Рысья Падь - стр. 3
Алёшка решил немного срезать. «Если пойду по следам, как раз удачно обойду кряж, – подумал красноармеец. – Тем более, снег неглубокий, а под ёлками и вовсе замёрзшая трава просвечивает…»
Солнце ярко светило, деревья от мороза дружно трещали, а на душе было светло-светло – почти так же, как в бездонном небе. Впереди Алёшку ждал родной дом, тятя с маманей, братья и сёстры, куча родных и знакомых. Хорошо было Алёшке Озеркову, а потому и шлось ходко.
Здесь, в родных кущах, вдали от полей сражений и опасностей, красноармеец, несмотря на зимнюю стужу, настолько оттаял душой и настолько расслабился, что, будь он не здесь, а где-нибудь на войне, обязательно заметил бы те два глаза, что внимательно наблюдали за ним – с того самого момента, когда паренёк по неосторожности пошёл по следам лесного жителя…
Всё произошло мгновенно. Он лишь успел почувствовать сильный удар по затылку, сопровождаемый чьим-то до жути страшным рыком. Резкая боль в горле, звёздочки перед глазами, темнота и… светлый вход в конце длинного тоннеля.

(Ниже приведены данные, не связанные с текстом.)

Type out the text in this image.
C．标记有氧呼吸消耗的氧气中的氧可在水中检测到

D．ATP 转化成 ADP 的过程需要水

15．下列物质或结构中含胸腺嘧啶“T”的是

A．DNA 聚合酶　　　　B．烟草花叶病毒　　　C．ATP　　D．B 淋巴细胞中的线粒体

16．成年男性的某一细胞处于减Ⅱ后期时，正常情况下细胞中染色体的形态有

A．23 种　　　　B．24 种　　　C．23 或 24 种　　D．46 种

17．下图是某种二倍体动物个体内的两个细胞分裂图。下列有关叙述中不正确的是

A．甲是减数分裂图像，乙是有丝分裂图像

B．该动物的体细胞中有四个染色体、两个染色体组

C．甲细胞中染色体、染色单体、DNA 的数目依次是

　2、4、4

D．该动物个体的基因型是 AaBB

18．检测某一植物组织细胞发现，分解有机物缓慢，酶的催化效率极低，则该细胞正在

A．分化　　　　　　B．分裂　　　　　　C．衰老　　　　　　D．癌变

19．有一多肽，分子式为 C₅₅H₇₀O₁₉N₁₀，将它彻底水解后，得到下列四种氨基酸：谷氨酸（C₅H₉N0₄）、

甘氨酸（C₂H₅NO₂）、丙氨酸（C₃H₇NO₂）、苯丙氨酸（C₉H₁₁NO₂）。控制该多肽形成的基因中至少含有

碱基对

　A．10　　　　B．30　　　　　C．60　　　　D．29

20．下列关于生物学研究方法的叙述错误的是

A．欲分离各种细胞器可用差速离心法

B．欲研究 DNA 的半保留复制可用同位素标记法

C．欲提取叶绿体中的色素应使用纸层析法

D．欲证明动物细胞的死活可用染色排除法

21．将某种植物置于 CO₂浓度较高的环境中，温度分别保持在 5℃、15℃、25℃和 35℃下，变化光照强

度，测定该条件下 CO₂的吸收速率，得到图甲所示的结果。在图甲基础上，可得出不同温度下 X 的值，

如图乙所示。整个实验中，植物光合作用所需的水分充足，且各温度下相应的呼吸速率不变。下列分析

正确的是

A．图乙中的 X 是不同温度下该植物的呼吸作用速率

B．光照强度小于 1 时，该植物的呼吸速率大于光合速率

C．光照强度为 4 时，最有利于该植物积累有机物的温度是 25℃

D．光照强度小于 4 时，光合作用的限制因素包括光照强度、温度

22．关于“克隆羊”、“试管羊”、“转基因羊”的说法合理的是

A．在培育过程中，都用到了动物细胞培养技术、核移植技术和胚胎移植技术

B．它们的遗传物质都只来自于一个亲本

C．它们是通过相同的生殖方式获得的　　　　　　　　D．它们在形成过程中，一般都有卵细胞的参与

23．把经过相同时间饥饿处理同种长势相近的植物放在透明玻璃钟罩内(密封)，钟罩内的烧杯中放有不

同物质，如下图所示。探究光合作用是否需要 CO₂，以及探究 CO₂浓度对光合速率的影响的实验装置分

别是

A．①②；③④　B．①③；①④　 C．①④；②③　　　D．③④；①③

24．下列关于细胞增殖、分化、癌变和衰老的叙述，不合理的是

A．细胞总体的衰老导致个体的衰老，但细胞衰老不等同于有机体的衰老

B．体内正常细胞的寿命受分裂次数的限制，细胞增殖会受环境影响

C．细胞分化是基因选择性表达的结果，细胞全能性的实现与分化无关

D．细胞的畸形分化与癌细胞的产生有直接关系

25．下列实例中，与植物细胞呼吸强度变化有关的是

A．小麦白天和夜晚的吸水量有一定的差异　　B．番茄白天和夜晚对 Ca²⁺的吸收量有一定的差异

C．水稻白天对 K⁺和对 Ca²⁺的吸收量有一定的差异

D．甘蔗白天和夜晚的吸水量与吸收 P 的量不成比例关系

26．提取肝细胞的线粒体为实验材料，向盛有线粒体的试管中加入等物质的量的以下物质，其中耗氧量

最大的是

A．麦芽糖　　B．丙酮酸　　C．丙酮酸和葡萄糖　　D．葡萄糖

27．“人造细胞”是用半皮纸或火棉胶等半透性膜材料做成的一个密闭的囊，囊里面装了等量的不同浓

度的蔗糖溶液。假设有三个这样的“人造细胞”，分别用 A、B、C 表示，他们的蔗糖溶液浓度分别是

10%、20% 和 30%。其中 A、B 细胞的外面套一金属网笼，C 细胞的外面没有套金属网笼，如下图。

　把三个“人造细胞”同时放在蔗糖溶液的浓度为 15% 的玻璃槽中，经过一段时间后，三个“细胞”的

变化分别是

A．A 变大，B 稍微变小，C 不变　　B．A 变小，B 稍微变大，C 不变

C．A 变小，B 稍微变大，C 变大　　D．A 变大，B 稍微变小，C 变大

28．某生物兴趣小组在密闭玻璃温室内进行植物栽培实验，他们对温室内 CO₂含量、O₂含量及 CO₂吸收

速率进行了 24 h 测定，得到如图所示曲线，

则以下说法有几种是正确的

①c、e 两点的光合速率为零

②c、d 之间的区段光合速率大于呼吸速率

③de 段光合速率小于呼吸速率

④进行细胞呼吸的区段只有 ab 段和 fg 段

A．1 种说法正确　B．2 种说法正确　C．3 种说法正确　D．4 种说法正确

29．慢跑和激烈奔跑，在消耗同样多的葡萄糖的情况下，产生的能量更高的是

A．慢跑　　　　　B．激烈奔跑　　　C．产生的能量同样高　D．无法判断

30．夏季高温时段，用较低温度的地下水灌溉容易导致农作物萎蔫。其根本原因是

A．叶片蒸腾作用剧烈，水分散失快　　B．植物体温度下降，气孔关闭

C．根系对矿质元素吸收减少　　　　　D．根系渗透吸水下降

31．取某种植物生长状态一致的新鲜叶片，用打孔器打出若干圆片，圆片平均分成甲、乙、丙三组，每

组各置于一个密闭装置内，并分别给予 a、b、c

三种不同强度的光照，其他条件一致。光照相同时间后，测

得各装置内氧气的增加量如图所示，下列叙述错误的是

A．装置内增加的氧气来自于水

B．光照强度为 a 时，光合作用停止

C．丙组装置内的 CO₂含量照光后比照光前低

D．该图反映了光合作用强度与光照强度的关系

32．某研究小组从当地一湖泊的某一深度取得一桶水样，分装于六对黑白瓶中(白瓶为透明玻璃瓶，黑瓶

Когда через час над лесом неожиданно занялась январская скорая вьюга, обещая долгожданное потепление, первая снежинка, всё ниже и ниже кружась, наконец упала куда-то под дерево. Туда же, под старую сосну, вскоре надуло тысячи искромётных снежинок. Многие из них, мягко ложась на расширенные зрачки красноармейца, уже не таяли…
Часть первая
Война никогда не проходит бесследно. Она – как старый шрам: кого-то калечит, кого-то делает краше. Но лучше, чтобы этих шрамов не было вовсе…
К. Симонов
…«Дух» оказался на редкость смелым, и в своей бесшабашной наглости показался Егору в оптическом прицеле где-то даже отважно-пижонистым. Боевик не гнулся под вжикающими над ухом пулями, не суетился, не вздрагивал от мерзких разрывов мин. Он двигался подозрительно спокойно, пытаясь пересечь широкий переулок, и так же спокойно вынимал из дорогих ножен сверкавший смертельно-матовым блеском прямой кинжал. И лишь звериный, нечеловеческий оскал смазывал картинку, обнажая всю сущность этого «смельчака»: позабыв об опасности, с раздутыми от будоражащего запаха крови ноздрями он, как хищный зверь, шёл убивать.
Егорка где-то читал, что даже африканская гиена бывает отважна, когда, зажатая со всех сторон львами и будучи обречённой, грызётся до конца – до того самого момента, пока её агонизирующее тело «царь зверей» со товарищи не раздерёт в разные стороны. На этом для льва вся охота и заканчивается. Чуть-чуть покуражившись и недолго поиграв крупным мослом, он бросает его, брезгливо косясь на пропахшее падалью мясо. Но чаще встречается другая гиена – хитрая, наглая, беспощадная – та, что в составе дикой бандитской оравы, загнав в густые заросли зазевавшегося несмышлёныша-львёнка, резко вонзается в жаркое мягкое горло, победно визжа и призывая к кровавому пиру всю ненасытную свору.
Этот, который с оскалом, напоминал именно гиену: уж слишком торопился поглумиться над безусым солдатиком-федералом, сбитым на мёрзлую землю бесшумной пулей снайперши-«белоколготницы». Засев в проёме окна дома напротив, наёмница безжалостно выбивала солдат, делая после каждого выстрела очередную насечку на прикладе.
От боли паренёк, слабо ойкнув, упал, ненадолго потерял сознание, а когда вновь открыл глаза, оказалось, что на том злосчастном перекрёстке он остался один-одинёшенек. К счастью, от опасных глазниц многоэтажки, в которой засели «духи», его по-матерински заслонила громада подбитого ещё прошлой ночью бэтээра. Обидным было другое: его, пожалуй, уже списали к «двухсотым», совсем не подозревая, что вот он, живёхонек! Только левая рука, залитая кровью, повисла плетью; да онемело всё от шеи до кончиков пальцев.